As the BFSI (banking, financial services and insurance) industry takes the immediate impact of the slowdown, contribution to revenues of top IT companies from this segment reflected a flat growth in the June quarter.

Though the contribution in absolute terms showed a growth because of the overall growth in numbers, BFSI’s contribution as a percentage remained either stagnant or decreased year on year. None would say there is a decline in the demand.

What is hitting them is delayed decisions by the clients that are resulting in sporadic deals.

In the first quarter, Wipro’s financial services contribution was put at 26.4 per cent for the June quarter, down from 26.7 per cent the corresponding quarter last year.

It is 43 per cent (43.3 per cent) for TCS and 34.3 per cent (35.4 per cent) for Infosys. But sequentially, TCS showed a growth, Infosys remained stagnant and Wipro declined in this segment.

Bucking the trend

Cognizant, HCL and Mahindra Satyam, however, have bucked the trend and reported bigger revenues from this segment. Mahindra Satyam’s BFSI pie increased by 2 percentage points to 19 per cent (17 per cent) in the quarter. The segment contributed 41 per cent in Cognizant’s revenue, a growth of 20 per cent year on year.

All IT companies witnessed revenue pressure from their BFSI accounts (except HCL Tech) as some of the IT spend coming in from the regulatory front witnessed postponements and even discretionary spends got pushed back, said Ankita Somani, a research analyst (IT and Telecom) with Angel Research.

IT companies derive maximum revenue from the BFSI industry and a weak performance from these accounts due to weaker-than-anticipated acceleration implies industry-wide slowdown in IT spending, she said.

“This segment registered a growth of 12.6 per cent in the financial year 2012 over the previous year, built on domain competencies in retail and corporate banking, capital markets and insurance,” a HCL spokesperson said.

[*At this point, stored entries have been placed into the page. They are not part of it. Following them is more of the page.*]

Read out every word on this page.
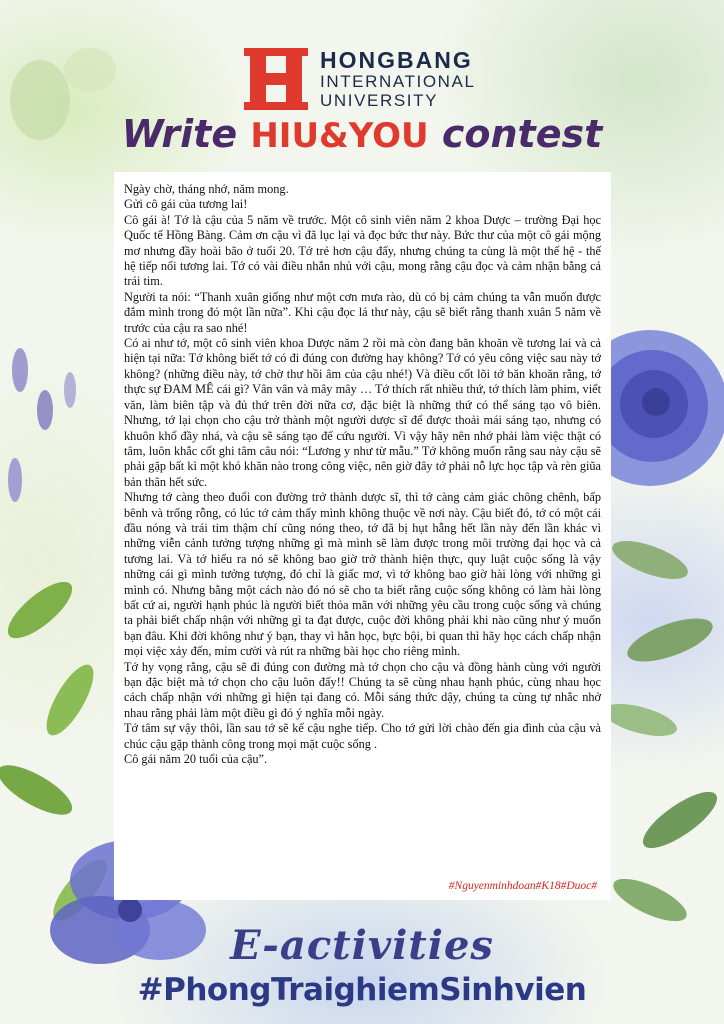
HONGBANG
INTERNATIONAL
UNIVERSITY
Write HIU&YOU contest

Ngày chờ, tháng nhớ, năm mong.

Gửi cô gái của tương lai!

Cô gái à! Tớ là cậu của 5 năm về trước. Một cô sinh viên năm 2 khoa Dược – trường Đại học Quốc tế Hồng Bàng. Cảm ơn cậu vì đã lục lại và đọc bức thư này. Bức thư của một cô gái mộng mơ nhưng đầy hoài bão ở tuổi 20. Tớ trẻ hơn cậu đấy, nhưng chúng ta cùng là một thế hệ - thế hệ tiếp nối tương lai. Tớ có vài điều nhắn nhủ với cậu, mong rằng cậu đọc và cảm nhận bằng cả trái tim.

Người ta nói: “Thanh xuân giống như một cơn mưa rào, dù có bị cảm chúng ta vẫn muốn được đắm mình trong đó một lần nữa”. Khi cậu đọc lá thư này, cậu sẽ biết rằng thanh xuân 5 năm về trước của cậu ra sao nhé!

Có ai như tớ, một cô sinh viên khoa Dược năm 2 rồi mà còn đang băn khoăn về tương lai và cả hiện tại nữa: Tớ không biết tớ có đi đúng con đường hay không? Tớ có yêu công việc sau này tớ không? (những điều này, tớ chờ thư hồi âm của cậu nhé!) Và điều cốt lõi tớ băn khoăn rằng, tớ thực sự ĐAM MÊ cái gì? Vân vân và mây mây … Tớ thích rất nhiều thứ, tớ thích làm phim, viết văn, làm biên tập và đủ thứ trên đời nữa cơ, đặc biệt là những thứ có thể sáng tạo vô biên. Nhưng, tớ lại chọn cho cậu trở thành một người dược sĩ để được thoải mái sáng tạo, nhưng có khuôn khổ đầy nhá, và cậu sẽ sáng tạo để cứu người. Vì vậy hãy nên nhớ phải làm việc thật có tâm, luôn khắc cốt ghi tâm câu nói: “Lương y như từ mẫu.” Tớ không muốn rằng sau này cậu sẽ phải gặp bất kì một khó khăn nào trong công việc, nên giờ đây tớ phải nỗ lực học tập và rèn giũa bản thân hết sức.

Nhưng tớ càng theo đuổi con đường trở thành dược sĩ, thì tớ càng cảm giác chông chênh, bấp bênh và trống rỗng, có lúc tớ cảm thấy mình không thuộc về nơi này. Cậu biết đó, tớ có một cái đầu nóng và trái tim thậm chí cũng nóng theo, tớ đã bị hụt hẫng hết lần này đến lần khác vì những viễn cảnh tưởng tượng những gì mà mình sẽ làm được trong môi trường đại học và cả tương lai. Và tớ hiểu ra nó sẽ không bao giờ trở thành hiện thực, quy luật cuộc sống là vậy những cái gì mình tưởng tượng, đó chỉ là giấc mơ, vì tớ không bao giờ hài lòng với những gì mình có. Nhưng bằng một cách nào đó nó sẽ cho ta biết rằng cuộc sống không có làm hài lòng bất cứ ai, người hạnh phúc là người biết thỏa mãn với những yêu cầu trong cuộc sống và chúng ta phải biết chấp nhận với những gì ta đạt được, cuộc đời không phải khi nào cũng như ý muốn bạn đâu. Khi đời không như ý bạn, thay vì hằn học, bực bội, bi quan thì hãy học cách chấp nhận mọi việc xảy đến, mỉm cười và rút ra những bài học cho riêng mình.

Tớ hy vọng rằng, cậu sẽ đi đúng con đường mà tớ chọn cho cậu và đồng hành cùng với người bạn đặc biệt mà tớ chọn cho cậu luôn đấy!! Chúng ta sẽ cùng nhau hạnh phúc, cùng nhau học cách chấp nhận với những gì hiện tại đang có. Mỗi sáng thức dậy, chúng ta cùng tự nhắc nhở nhau rằng phải làm một điều gì đó ý nghĩa mỗi ngày.

Tớ tâm sự vậy thôi, lần sau tớ sẽ kể cậu nghe tiếp. Cho tớ gửi lời chào đến gia đình của cậu và chúc cậu gặp thành công trong mọi mặt cuộc sống .

Cô gái năm 20 tuổi của cậu”.

#Nguyenminhdoan#K18#Duoc#
E-activities
#PhongTraighiemSinhvien
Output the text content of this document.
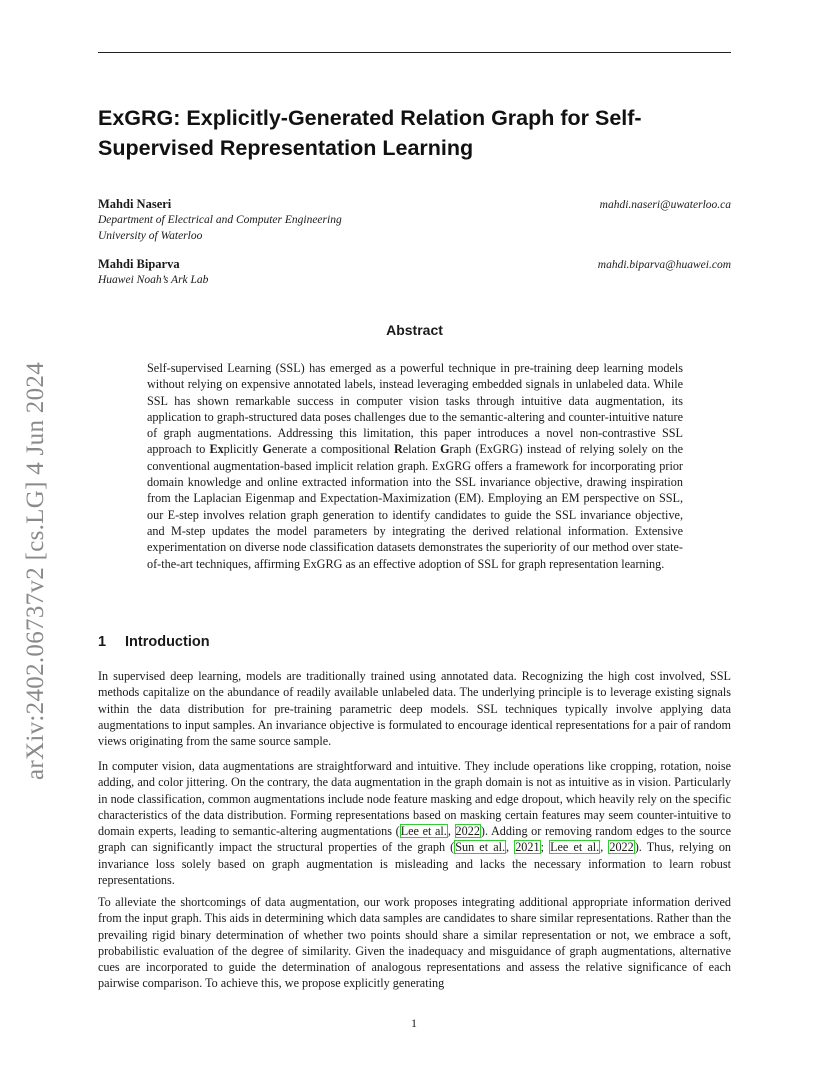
arXiv:2402.06737v2 [cs.LG] 4 Jun 2024
ExGRG: Explicitly-Generated Relation Graph for Self-Supervised Representation Learning
Mahdi Naseri	mahdi.naseri@uwaterloo.ca
Department of Electrical and Computer Engineering
University of Waterloo
Mahdi Biparva	mahdi.biparva@huawei.com
Huawei Noah’s Ark Lab
Abstract

Self-supervised Learning (SSL) has emerged as a powerful technique in pre-training deep learning models without relying on expensive annotated labels, instead leveraging embedded signals in unlabeled data. While SSL has shown remarkable success in computer vision tasks through intuitive data augmentation, its application to graph-structured data poses challenges due to the semantic-altering and counter-intuitive nature of graph augmentations. Addressing this limitation, this paper introduces a novel non-contrastive SSL approach to Explicitly Generate a compositional Relation Graph (ExGRG) instead of relying solely on the conventional augmentation-based implicit relation graph. ExGRG offers a framework for incorporating prior domain knowledge and online extracted information into the SSL invariance objective, drawing inspiration from the Laplacian Eigenmap and Expectation-Maximization (EM). Employing an EM perspective on SSL, our E-step involves relation graph generation to identify candidates to guide the SSL invariance objective, and M-step updates the model parameters by integrating the derived relational information. Extensive experimentation on diverse node classification datasets demonstrates the superiority of our method over state-of-the-art techniques, affirming ExGRG as an effective adoption of SSL for graph representation learning.

1 Introduction

In supervised deep learning, models are traditionally trained using annotated data. Recognizing the high cost involved, SSL methods capitalize on the abundance of readily available unlabeled data. The underlying principle is to leverage existing signals within the data distribution for pre-training parametric deep models. SSL techniques typically involve applying data augmentations to input samples. An invariance objective is formulated to encourage identical representations for a pair of random views originating from the same source sample.

In computer vision, data augmentations are straightforward and intuitive. They include operations like cropping, rotation, noise adding, and color jittering. On the contrary, the data augmentation in the graph domain is not as intuitive as in vision. Particularly in node classification, common augmentations include node feature masking and edge dropout, which heavily rely on the specific characteristics of the data distribution. Forming representations based on masking certain features may seem counter-intuitive to domain experts, leading to semantic-altering augmentations (Lee et al., 2022). Adding or removing random edges to the source graph can significantly impact the structural properties of the graph (Sun et al., 2021; Lee et al., 2022). Thus, relying on invariance loss solely based on graph augmentation is misleading and lacks the necessary information to learn robust representations.

To alleviate the shortcomings of data augmentation, our work proposes integrating additional appropriate information derived from the input graph. This aids in determining which data samples are candidates to share similar representations. Rather than the prevailing rigid binary determination of whether two points should share a similar representation or not, we embrace a soft, probabilistic evaluation of the degree of similarity. Given the inadequacy and misguidance of graph augmentations, alternative cues are incorporated to guide the determination of analogous representations and assess the relative significance of each pairwise comparison. To achieve this, we propose explicitly generating

1
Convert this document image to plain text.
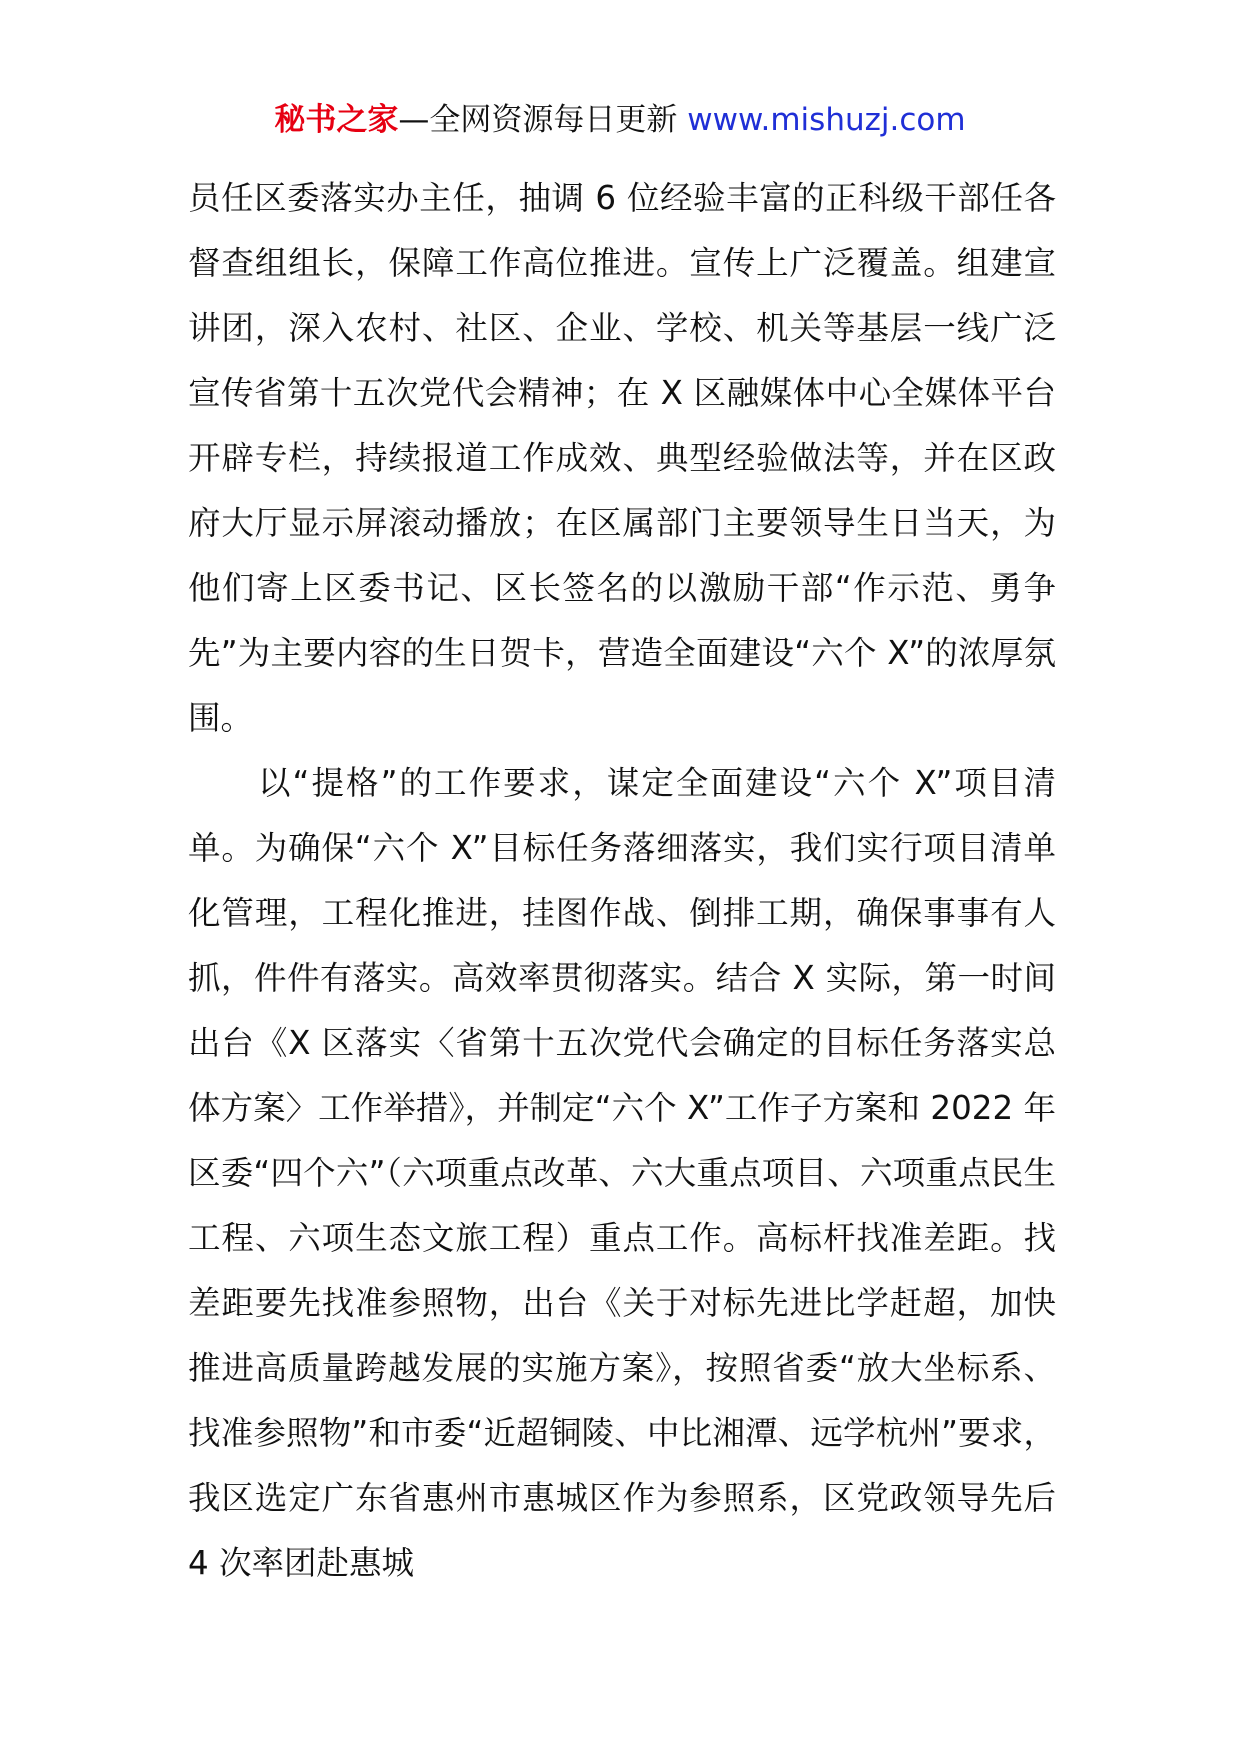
秘书之家—全网资源每日更新 www.mishuzj.com

员任区委落实办主任，抽调 6 位经验丰富的正科级干部任各督查组组长，保障工作高位推进。宣传上广泛覆盖。组建宣讲团，深入农村、社区、企业、学校、机关等基层一线广泛宣传省第十五次党代会精神；在 X 区融媒体中心全媒体平台开辟专栏，持续报道工作成效、典型经验做法等，并在区政府大厅显示屏滚动播放；在区属部门主要领导生日当天，为他们寄上区委书记、区长签名的以激励干部“作示范、勇争先”为主要内容的生日贺卡，营造全面建设“六个 X”的浓厚氛围。

以“提格”的工作要求，谋定全面建设“六个 X”项目清单。为确保“六个 X”目标任务落细落实，我们实行项目清单化管理，工程化推进，挂图作战、倒排工期，确保事事有人抓，件件有落实。高效率贯彻落实。结合 X 实际，第一时间出台《X 区落实〈省第十五次党代会确定的目标任务落实总体方案〉工作举措》，并制定“六个 X”工作子方案和 2022 年区委“四个六”（六项重点改革、六大重点项目、六项重点民生工程、六项生态文旅工程）重点工作。高标杆找准差距。找差距要先找准参照物，出台《关于对标先进比学赶超，加快推进高质量跨越发展的实施方案》，按照省委“放大坐标系、找准参照物”和市委“近超铜陵、中比湘潭、远学杭州”要求，我区选定广东省惠州市惠城区作为参照系，区党政领导先后 4 次率团赴惠城
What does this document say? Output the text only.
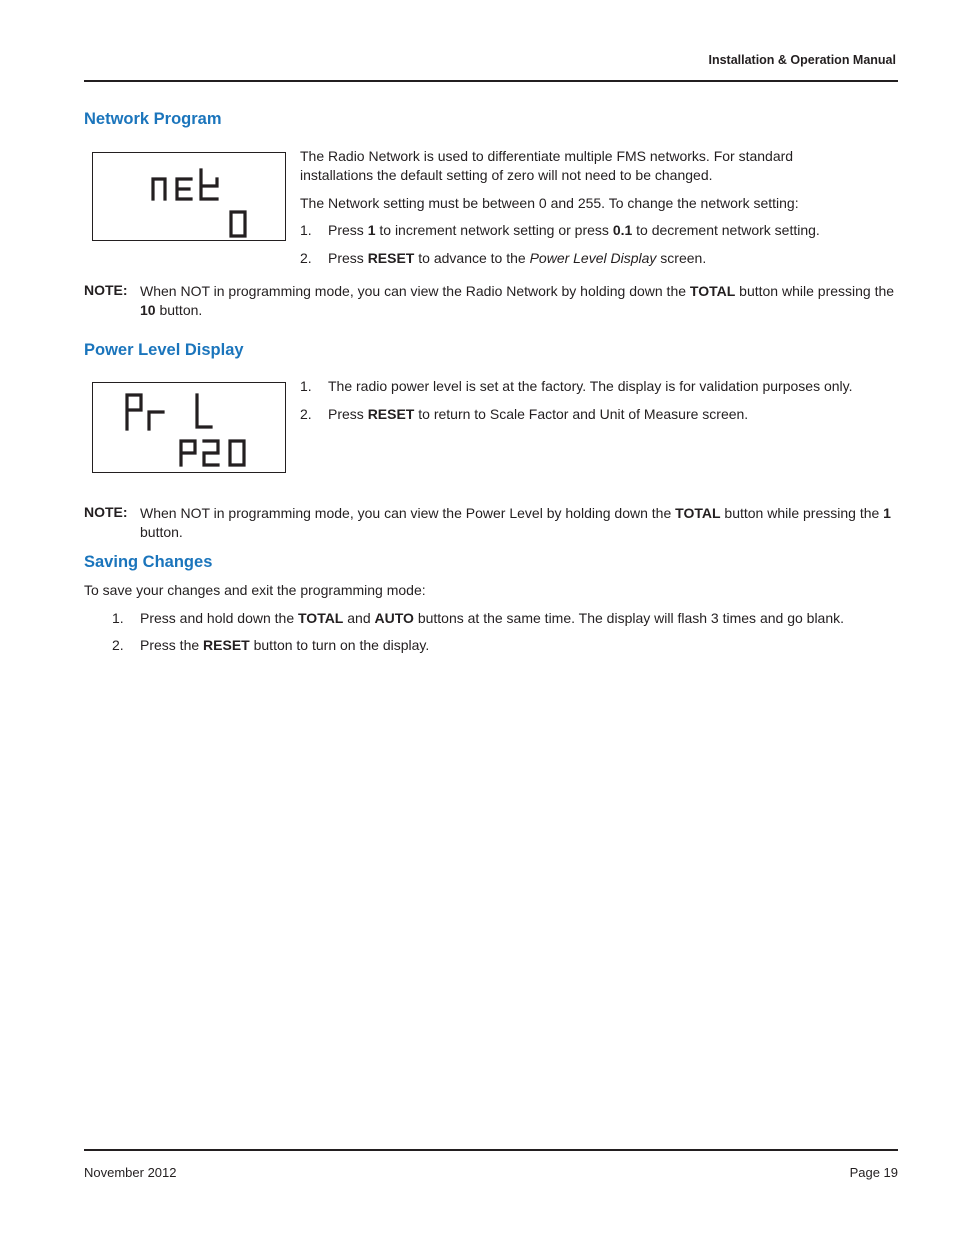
Installation & Operation Manual
Network Program
The Radio Network is used to differentiate multiple FMS networks. For standard installations the default setting of zero will not need to be changed.
The Network setting must be between 0 and 255. To change the network setting:
1. Press 1 to increment network setting or press 0.1 to decrement network setting.
2. Press RESET to advance to the Power Level Display screen.
NOTE: When NOT in programming mode, you can view the Radio Network by holding down the TOTAL button while pressing the 10 button.
Power Level Display
1. The radio power level is set at the factory. The display is for validation purposes only.
2. Press RESET to return to Scale Factor and Unit of Measure screen.
NOTE: When NOT in programming mode, you can view the Power Level by holding down the TOTAL button while pressing the 1 button.
Saving Changes
To save your changes and exit the programming mode:
1. Press and hold down the TOTAL and AUTO buttons at the same time. The display will flash 3 times and go blank.
2. Press the RESET button to turn on the display.
November 2012	Page 19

Key trends in financial services segment included an increase in mega deals with vendor consolidation globally, growth in regulatory and compliance mandates and investment in digital channels.

Outlook

The near-term outlook for the industry in this segment seems to be a tough one. “We see a BFSI recovery for Indian players unlikely in the medium term unless the macro environment improves materially. We expect revenue from BFSI to grow slower than average industry growth rate in FY2013,” she added.